Tech Tips: Quick Word to DITA table conversion

The other day I had to convert a large table from Word to DITA. I started looking at Word XML output and thought about transforming it with XSL (which I have done in the past), but that seemed to be too much trouble for this document. Then I remembered a technique an old SQL coder showed me for loading large amounts of data into a SQL table.  I realized this technique could be readily adapted to DITA.

The solution hinges on two great behaviors in Word and Excel (or OpenOffice.org Text and Spreadsheet).  First, if you copy a table from Word to Excel, the table columns and rows populate columns and rows in Excel. Secondly, when you copy rows and columns from Excel to a text document (or, more precisely, an XML editor in text mode), the text in each row is taken as a single line of text.
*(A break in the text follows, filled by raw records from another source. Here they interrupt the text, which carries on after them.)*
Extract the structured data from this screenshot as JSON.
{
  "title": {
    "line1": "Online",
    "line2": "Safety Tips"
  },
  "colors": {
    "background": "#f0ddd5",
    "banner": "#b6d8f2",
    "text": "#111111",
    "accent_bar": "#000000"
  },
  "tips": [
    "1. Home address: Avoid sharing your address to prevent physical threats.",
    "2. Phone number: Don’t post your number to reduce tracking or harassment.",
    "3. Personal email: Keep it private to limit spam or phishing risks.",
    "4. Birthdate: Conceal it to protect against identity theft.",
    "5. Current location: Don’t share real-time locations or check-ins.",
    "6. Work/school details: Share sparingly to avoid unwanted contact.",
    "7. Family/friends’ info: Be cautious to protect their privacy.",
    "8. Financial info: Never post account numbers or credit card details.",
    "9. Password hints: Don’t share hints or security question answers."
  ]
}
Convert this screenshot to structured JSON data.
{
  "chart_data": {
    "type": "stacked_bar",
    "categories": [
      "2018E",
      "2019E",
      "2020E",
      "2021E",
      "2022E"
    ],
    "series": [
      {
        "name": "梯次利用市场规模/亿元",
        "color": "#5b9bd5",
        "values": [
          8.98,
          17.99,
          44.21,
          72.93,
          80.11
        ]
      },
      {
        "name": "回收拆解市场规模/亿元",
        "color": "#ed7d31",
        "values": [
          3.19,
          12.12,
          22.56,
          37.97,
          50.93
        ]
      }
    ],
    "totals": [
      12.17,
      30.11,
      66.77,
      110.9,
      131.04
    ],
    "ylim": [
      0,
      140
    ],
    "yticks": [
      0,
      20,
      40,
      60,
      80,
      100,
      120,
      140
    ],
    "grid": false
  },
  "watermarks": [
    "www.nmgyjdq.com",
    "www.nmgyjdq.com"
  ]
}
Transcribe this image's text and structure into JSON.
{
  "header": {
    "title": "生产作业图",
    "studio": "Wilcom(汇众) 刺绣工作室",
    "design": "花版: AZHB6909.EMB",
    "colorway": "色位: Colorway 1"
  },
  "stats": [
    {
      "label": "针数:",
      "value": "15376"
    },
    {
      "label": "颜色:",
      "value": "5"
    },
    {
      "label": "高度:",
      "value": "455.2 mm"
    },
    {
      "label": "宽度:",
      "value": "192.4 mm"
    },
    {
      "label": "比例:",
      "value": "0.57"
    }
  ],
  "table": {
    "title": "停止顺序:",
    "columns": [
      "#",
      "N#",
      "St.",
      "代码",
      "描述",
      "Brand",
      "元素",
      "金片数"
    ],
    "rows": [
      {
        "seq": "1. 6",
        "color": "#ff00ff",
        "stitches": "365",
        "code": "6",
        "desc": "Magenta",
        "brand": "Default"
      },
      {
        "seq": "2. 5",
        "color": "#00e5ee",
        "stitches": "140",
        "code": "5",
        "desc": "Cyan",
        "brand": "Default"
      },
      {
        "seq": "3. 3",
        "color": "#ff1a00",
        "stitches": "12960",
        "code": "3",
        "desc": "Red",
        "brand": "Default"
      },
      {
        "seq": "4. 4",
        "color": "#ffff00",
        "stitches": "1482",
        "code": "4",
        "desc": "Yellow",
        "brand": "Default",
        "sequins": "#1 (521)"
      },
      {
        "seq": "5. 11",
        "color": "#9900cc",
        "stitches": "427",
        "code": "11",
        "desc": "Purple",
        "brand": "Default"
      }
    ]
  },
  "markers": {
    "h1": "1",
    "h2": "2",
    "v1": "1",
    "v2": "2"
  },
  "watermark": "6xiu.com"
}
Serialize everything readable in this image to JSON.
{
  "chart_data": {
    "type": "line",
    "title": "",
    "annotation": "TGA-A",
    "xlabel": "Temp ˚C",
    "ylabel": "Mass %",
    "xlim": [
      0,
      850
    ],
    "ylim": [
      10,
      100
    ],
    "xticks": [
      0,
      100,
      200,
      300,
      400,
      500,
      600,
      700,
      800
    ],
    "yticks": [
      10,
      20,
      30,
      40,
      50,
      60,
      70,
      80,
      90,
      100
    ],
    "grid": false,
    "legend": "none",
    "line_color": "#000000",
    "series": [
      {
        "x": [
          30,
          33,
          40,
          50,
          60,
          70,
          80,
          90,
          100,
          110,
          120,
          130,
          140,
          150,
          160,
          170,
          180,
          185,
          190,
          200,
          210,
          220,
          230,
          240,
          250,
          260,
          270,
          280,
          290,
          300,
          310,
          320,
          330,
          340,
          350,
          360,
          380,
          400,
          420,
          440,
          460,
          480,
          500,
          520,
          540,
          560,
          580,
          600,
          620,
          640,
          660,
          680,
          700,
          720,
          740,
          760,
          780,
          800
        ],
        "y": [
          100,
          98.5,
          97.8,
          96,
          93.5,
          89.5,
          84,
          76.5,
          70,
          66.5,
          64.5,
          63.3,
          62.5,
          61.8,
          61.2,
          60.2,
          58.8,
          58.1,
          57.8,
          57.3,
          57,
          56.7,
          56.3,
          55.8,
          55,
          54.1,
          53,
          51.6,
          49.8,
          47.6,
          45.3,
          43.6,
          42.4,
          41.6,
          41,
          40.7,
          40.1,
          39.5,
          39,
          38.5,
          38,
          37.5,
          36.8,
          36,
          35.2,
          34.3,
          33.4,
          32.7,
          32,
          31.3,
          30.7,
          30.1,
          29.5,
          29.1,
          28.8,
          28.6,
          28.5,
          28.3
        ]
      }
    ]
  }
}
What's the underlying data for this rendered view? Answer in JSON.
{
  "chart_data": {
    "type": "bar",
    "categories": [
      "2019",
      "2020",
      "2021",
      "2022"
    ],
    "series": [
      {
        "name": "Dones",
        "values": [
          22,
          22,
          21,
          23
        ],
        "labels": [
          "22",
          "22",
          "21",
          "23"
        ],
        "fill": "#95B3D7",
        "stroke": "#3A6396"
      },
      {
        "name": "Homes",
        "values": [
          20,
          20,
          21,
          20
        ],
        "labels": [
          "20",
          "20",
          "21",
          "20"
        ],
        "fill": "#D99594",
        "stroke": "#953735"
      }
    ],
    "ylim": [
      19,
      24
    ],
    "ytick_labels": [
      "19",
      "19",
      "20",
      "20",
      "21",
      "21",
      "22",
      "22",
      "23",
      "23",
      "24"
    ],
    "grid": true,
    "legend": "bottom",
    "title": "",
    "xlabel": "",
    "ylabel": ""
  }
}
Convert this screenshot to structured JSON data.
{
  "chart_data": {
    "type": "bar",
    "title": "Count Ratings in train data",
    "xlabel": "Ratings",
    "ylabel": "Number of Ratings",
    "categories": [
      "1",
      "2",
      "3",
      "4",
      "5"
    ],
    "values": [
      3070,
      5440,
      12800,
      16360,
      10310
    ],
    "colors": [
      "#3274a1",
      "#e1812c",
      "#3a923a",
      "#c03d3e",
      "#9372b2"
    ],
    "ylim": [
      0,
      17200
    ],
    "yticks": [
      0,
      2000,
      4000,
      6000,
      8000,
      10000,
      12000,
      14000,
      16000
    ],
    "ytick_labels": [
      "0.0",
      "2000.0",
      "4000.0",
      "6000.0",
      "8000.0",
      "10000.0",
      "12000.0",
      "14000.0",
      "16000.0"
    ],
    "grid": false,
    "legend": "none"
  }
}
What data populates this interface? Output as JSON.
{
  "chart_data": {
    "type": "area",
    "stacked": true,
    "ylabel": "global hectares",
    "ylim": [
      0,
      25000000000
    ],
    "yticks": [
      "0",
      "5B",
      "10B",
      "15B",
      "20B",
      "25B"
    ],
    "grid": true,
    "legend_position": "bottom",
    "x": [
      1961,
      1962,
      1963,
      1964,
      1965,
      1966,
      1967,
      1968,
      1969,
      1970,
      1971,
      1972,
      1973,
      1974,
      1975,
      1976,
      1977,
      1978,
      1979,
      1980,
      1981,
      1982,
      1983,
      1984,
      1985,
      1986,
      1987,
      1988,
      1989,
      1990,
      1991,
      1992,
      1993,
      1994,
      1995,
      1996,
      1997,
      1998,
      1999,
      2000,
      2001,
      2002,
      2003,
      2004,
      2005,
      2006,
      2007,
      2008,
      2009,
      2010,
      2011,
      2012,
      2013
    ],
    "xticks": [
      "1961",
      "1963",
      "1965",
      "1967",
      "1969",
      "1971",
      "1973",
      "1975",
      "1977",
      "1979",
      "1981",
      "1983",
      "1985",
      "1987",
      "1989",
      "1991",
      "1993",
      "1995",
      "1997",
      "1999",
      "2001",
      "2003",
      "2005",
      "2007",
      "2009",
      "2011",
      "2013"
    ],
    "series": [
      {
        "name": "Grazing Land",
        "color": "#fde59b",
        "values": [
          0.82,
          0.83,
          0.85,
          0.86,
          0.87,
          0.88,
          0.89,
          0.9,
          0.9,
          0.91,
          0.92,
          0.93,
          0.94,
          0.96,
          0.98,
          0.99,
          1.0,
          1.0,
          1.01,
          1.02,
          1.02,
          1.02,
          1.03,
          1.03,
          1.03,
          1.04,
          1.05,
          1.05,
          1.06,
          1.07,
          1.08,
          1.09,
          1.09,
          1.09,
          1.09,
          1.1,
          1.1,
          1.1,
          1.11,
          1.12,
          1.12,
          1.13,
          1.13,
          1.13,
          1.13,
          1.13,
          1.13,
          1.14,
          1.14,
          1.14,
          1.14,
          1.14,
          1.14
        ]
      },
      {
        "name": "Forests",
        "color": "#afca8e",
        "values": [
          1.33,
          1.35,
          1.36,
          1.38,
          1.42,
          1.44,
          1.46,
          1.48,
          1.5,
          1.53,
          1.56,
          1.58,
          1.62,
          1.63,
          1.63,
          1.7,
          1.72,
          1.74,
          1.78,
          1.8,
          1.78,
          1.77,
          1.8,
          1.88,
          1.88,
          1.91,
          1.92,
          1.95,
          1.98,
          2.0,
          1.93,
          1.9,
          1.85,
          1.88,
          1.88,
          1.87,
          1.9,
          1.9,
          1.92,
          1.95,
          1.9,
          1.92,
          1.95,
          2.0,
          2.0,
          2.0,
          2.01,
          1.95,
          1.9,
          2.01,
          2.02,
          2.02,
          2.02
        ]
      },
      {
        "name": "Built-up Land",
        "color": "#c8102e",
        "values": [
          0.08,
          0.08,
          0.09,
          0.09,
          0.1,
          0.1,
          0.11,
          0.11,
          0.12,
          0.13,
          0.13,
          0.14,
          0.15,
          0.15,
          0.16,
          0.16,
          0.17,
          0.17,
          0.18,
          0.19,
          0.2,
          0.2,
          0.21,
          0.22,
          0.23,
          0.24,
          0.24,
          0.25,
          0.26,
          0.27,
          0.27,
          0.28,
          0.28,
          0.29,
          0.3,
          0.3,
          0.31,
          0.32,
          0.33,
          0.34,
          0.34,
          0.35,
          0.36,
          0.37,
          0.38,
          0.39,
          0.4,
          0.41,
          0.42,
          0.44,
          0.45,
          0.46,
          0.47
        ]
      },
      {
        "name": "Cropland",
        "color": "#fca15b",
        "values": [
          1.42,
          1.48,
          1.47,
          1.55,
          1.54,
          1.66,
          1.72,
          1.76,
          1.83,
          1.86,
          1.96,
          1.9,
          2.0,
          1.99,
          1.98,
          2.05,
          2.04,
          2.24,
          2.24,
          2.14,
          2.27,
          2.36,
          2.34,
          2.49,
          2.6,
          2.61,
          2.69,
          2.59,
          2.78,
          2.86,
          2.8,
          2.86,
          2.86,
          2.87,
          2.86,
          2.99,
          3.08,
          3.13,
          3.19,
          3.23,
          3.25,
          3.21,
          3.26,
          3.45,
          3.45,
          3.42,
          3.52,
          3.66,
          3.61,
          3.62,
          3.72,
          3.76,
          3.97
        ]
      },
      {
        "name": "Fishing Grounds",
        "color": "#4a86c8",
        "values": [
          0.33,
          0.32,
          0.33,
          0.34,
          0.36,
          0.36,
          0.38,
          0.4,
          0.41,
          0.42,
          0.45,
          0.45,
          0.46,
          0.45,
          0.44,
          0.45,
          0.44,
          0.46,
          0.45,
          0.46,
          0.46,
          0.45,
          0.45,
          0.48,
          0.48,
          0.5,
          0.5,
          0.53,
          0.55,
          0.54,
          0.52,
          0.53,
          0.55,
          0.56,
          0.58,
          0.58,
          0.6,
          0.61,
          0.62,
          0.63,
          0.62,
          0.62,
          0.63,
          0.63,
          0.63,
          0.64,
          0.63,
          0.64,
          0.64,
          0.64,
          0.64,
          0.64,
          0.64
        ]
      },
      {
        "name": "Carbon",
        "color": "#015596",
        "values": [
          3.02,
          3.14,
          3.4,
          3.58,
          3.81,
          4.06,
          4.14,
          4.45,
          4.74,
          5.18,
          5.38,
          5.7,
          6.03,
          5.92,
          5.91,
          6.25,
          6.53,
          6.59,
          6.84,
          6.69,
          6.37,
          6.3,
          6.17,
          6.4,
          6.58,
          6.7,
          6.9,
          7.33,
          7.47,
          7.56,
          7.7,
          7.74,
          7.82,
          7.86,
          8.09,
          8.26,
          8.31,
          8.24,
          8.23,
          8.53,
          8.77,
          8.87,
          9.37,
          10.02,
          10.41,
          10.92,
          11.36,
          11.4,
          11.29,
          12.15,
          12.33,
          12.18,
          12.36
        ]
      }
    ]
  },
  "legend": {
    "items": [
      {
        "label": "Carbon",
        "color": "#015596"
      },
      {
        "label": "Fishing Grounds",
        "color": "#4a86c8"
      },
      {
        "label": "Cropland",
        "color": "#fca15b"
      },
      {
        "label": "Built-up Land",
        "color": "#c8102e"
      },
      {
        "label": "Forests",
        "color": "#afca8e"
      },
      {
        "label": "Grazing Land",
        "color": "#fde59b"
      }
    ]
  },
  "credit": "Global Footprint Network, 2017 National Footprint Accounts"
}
Now comes the fun part: in Excel you can add columns before, between, and after the original table columns. In those new columns you can add DITA (or SQL) markup (such as “<row><entry>”, “</entry><entry>”, or “</entry></row>”) and quickly duplicate that markup over the length of the spreadsheet (by dragging the cell’s drag handle to the bottom of the table, or double-clicking the handle).

Thus, you can copy a table from Word into Excel, add new columns between the columns from the original table, add DITA markup in those columns, then cut and paste the table into your XML editor. Voilá, you have the body of a new DITA table.

All you have to do is add the appropriate <table>, <tgroup>, and <tbody> elements around the table contents and you’re done.

With a bit more thought, this technique can be used to add all sorts of markup to text as you convert it to DITA. How could you apply this technique?